The BOP’s lawyer, Michael Bredenberg, an assistant U.S. attorney in Raleigh, had argued that the applicable statute created a presumption that prison sentences must run consecutively unless the federal sen­tencing judge says otherwise. Bredenberg did not respond to an interview request.

In rejecting the BOP’s argument, Da­vis held that a “federal sentencing judge’s silence does not and cannot give rise to a statutory presumption that the federal sentence should be deemed intended as a consecutive sentence to the later imposed state sentence.”

Davis also noted that while the federal judge in Mangum’s case was silent on the issue of consecutive or concurrent, the fact that he was “powerless to impose a feder­al sentence to be served consecutively to astate sentence that had not yet been imposed” was telling.

The case has been sent back to the BOP to make a sentencing determination based on the 4th Circuit’s statutory interpretation. There’s no guarantee that the BOP will order Mangum to serve his sentences concurrently.
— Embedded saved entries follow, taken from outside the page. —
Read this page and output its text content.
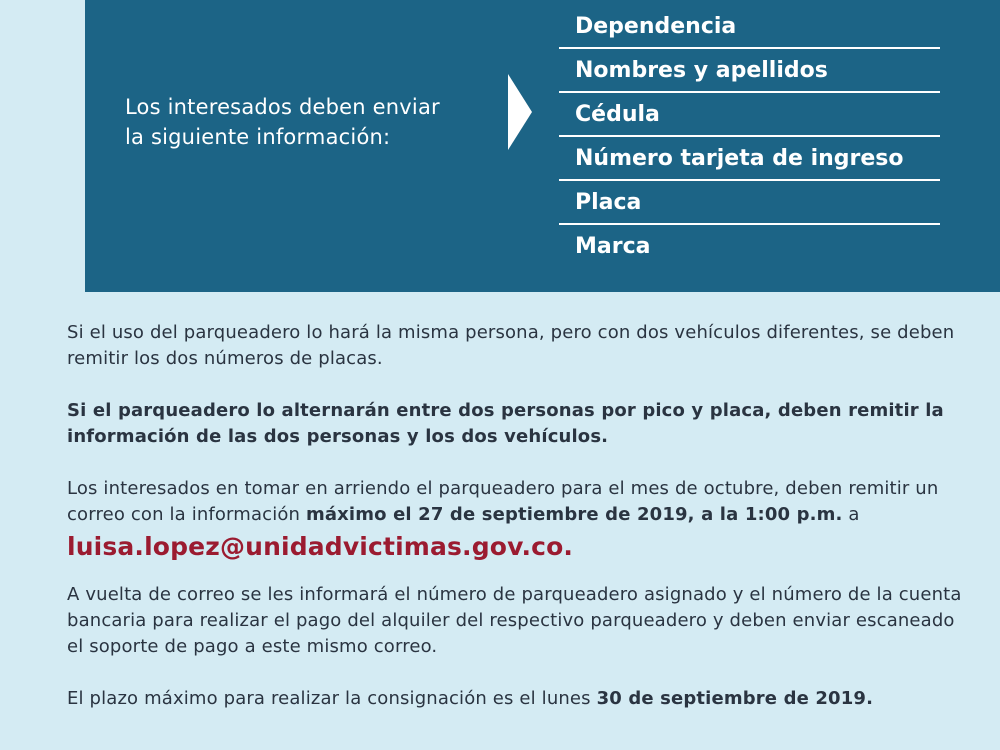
Los interesados deben enviar
la siguiente información:
Dependencia
Nombres y apellidos
Cédula
Número tarjeta de ingreso
Placa
Marca

Si el uso del parqueadero lo hará la misma persona, pero con dos vehículos diferentes, se deben remitir los dos números de placas.

Si el parqueadero lo alternarán entre dos personas por pico y placa, deben remitir la información de las dos personas y los dos vehículos.

Los interesados en tomar en arriendo el parqueadero para el mes de octubre, deben remitir un correo con la información máximo el 27 de septiembre de 2019, a la 1:00 p.m. a

luisa.lopez@unidadvictimas.gov.co.

A vuelta de correo se les informará el número de parqueadero asignado y el número de la cuenta bancaria para realizar el pago del alquiler del respectivo parqueadero y deben enviar escaneado el soporte de pago a este mismo correo.

El plazo máximo para realizar la consignación es el lunes 30 de septiembre de 2019.
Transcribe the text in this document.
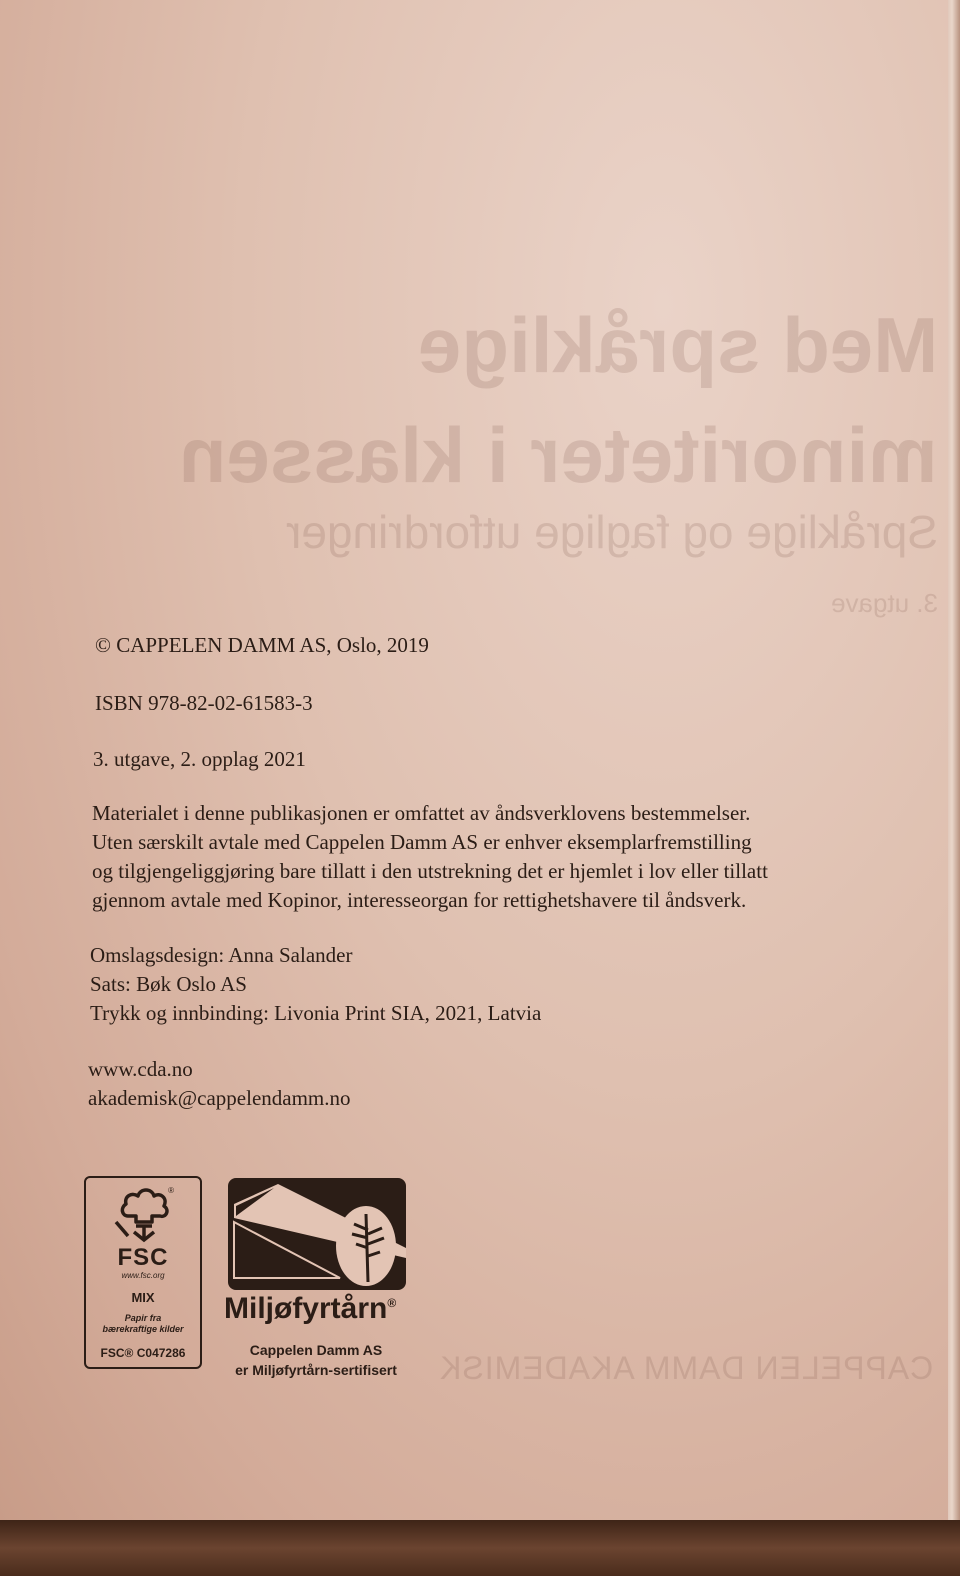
Med språklige
minoriteter i klassen
Språklige og faglige utfordringer
3. utgave
CAPPELEN DAMM AKADEMISK
© CAPPELEN DAMM AS, Oslo, 2019
ISBN 978-82-02-61583-3
3. utgave, 2. opplag 2021
Materialet i denne publikasjonen er omfattet av åndsverklovens bestemmelser.
Uten særskilt avtale med Cappelen Damm AS er enhver eksemplarfremstilling
og tilgjengeliggjøring bare tillatt i den utstrekning det er hjemlet i lov eller tillatt
gjennom avtale med Kopinor, interesseorgan for rettighetshavere til åndsverk.
Omslagsdesign: Anna Salander
Sats: Bøk Oslo AS
Trykk og innbinding: Livonia Print SIA, 2021, Latvia
www.cda.no
akademisk@cappelendamm.no
®
FSC
www.fsc.org
MIX
Papir fra
bærekraftige kilder
FSC® C047286
Miljøfyrtårn®
Cappelen Damm AS
er Miljøfyrtårn-sertifisert
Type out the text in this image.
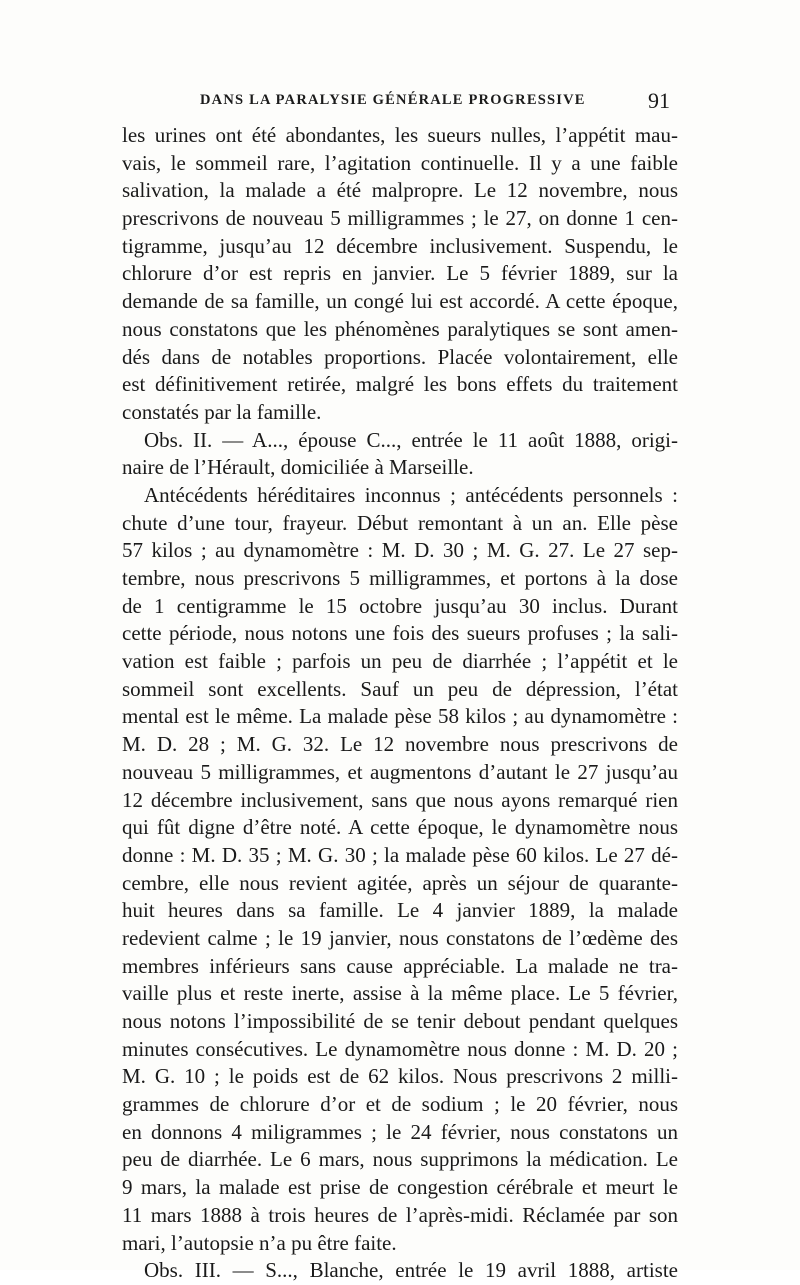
DANS LA PARALYSIE GÉNÉRALE PROGRESSIVE	91
les urines ont été abondantes, les sueurs nulles, l’appétit mau-
vais, le sommeil rare, l’agitation continuelle. Il y a une faible
salivation, la malade a été malpropre. Le 12 novembre, nous
prescrivons de nouveau 5 milligrammes ; le 27, on donne 1 cen-
tigramme, jusqu’au 12 décembre inclusivement. Suspendu, le
chlorure d’or est repris en janvier. Le 5 février 1889, sur la
demande de sa famille, un congé lui est accordé. A cette époque,
nous constatons que les phénomènes paralytiques se sont amen-
dés dans de notables proportions. Placée volontairement, elle
est définitivement retirée, malgré les bons effets du traitement
constatés par la famille.
Obs. II. — A..., épouse C..., entrée le 11 août 1888, origi-
naire de l’Hérault, domiciliée à Marseille.
Antécédents héréditaires inconnus ; antécédents personnels :
chute d’une tour, frayeur. Début remontant à un an. Elle pèse
57 kilos ; au dynamomètre : M. D. 30 ; M. G. 27. Le 27 sep-
tembre, nous prescrivons 5 milligrammes, et portons à la dose
de 1 centigramme le 15 octobre jusqu’au 30 inclus. Durant
cette période, nous notons une fois des sueurs profuses ; la sali-
vation est faible ; parfois un peu de diarrhée ; l’appétit et le
sommeil sont excellents. Sauf un peu de dépression, l’état
mental est le même. La malade pèse 58 kilos ; au dynamomètre :
M. D. 28 ; M. G. 32. Le 12 novembre nous prescrivons de
nouveau 5 milligrammes, et augmentons d’autant le 27 jusqu’au
12 décembre inclusivement, sans que nous ayons remarqué rien
qui fût digne d’être noté. A cette époque, le dynamomètre nous
donne : M. D. 35 ; M. G. 30 ; la malade pèse 60 kilos. Le 27 dé-
cembre, elle nous revient agitée, après un séjour de quarante-
huit heures dans sa famille. Le 4 janvier 1889, la malade
redevient calme ; le 19 janvier, nous constatons de l’œdème des
membres inférieurs sans cause appréciable. La malade ne tra-
vaille plus et reste inerte, assise à la même place. Le 5 février,
nous notons l’impossibilité de se tenir debout pendant quelques
minutes consécutives. Le dynamomètre nous donne : M. D. 20 ;
M. G. 10 ; le poids est de 62 kilos. Nous prescrivons 2 milli-
grammes de chlorure d’or et de sodium ; le 20 février, nous
en donnons 4 miligrammes ; le 24 février, nous constatons un
peu de diarrhée. Le 6 mars, nous supprimons la médication. Le
9 mars, la malade est prise de congestion cérébrale et meurt le
11 mars 1888 à trois heures de l’après-midi. Réclamée par son
mari, l’autopsie n’a pu être faite.
Obs. III. — S..., Blanche, entrée le 19 avril 1888, artiste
But Davis wrote in the order that “one might reasonably expect the BOP to exercise its dis­cretion to weigh heavily what the state judge did say rather than what the federal judge did not and could not say.”

Andrews and Cowan were among seven students in U.Va.’s Appellate Litigation Clinic who argued before the 4th Circuit in five separate appeals. They pre­vailed in four of the five cases. The fifth has yet to be decided.

Andrews has landed a clerkship with Judge Alice Batchelder of the 6th Circuit. Cowan has a job waiting at Butler Snow in Memphis.

The 12-page decision is Mangum v. Hallembaek (VLW 016-2-089).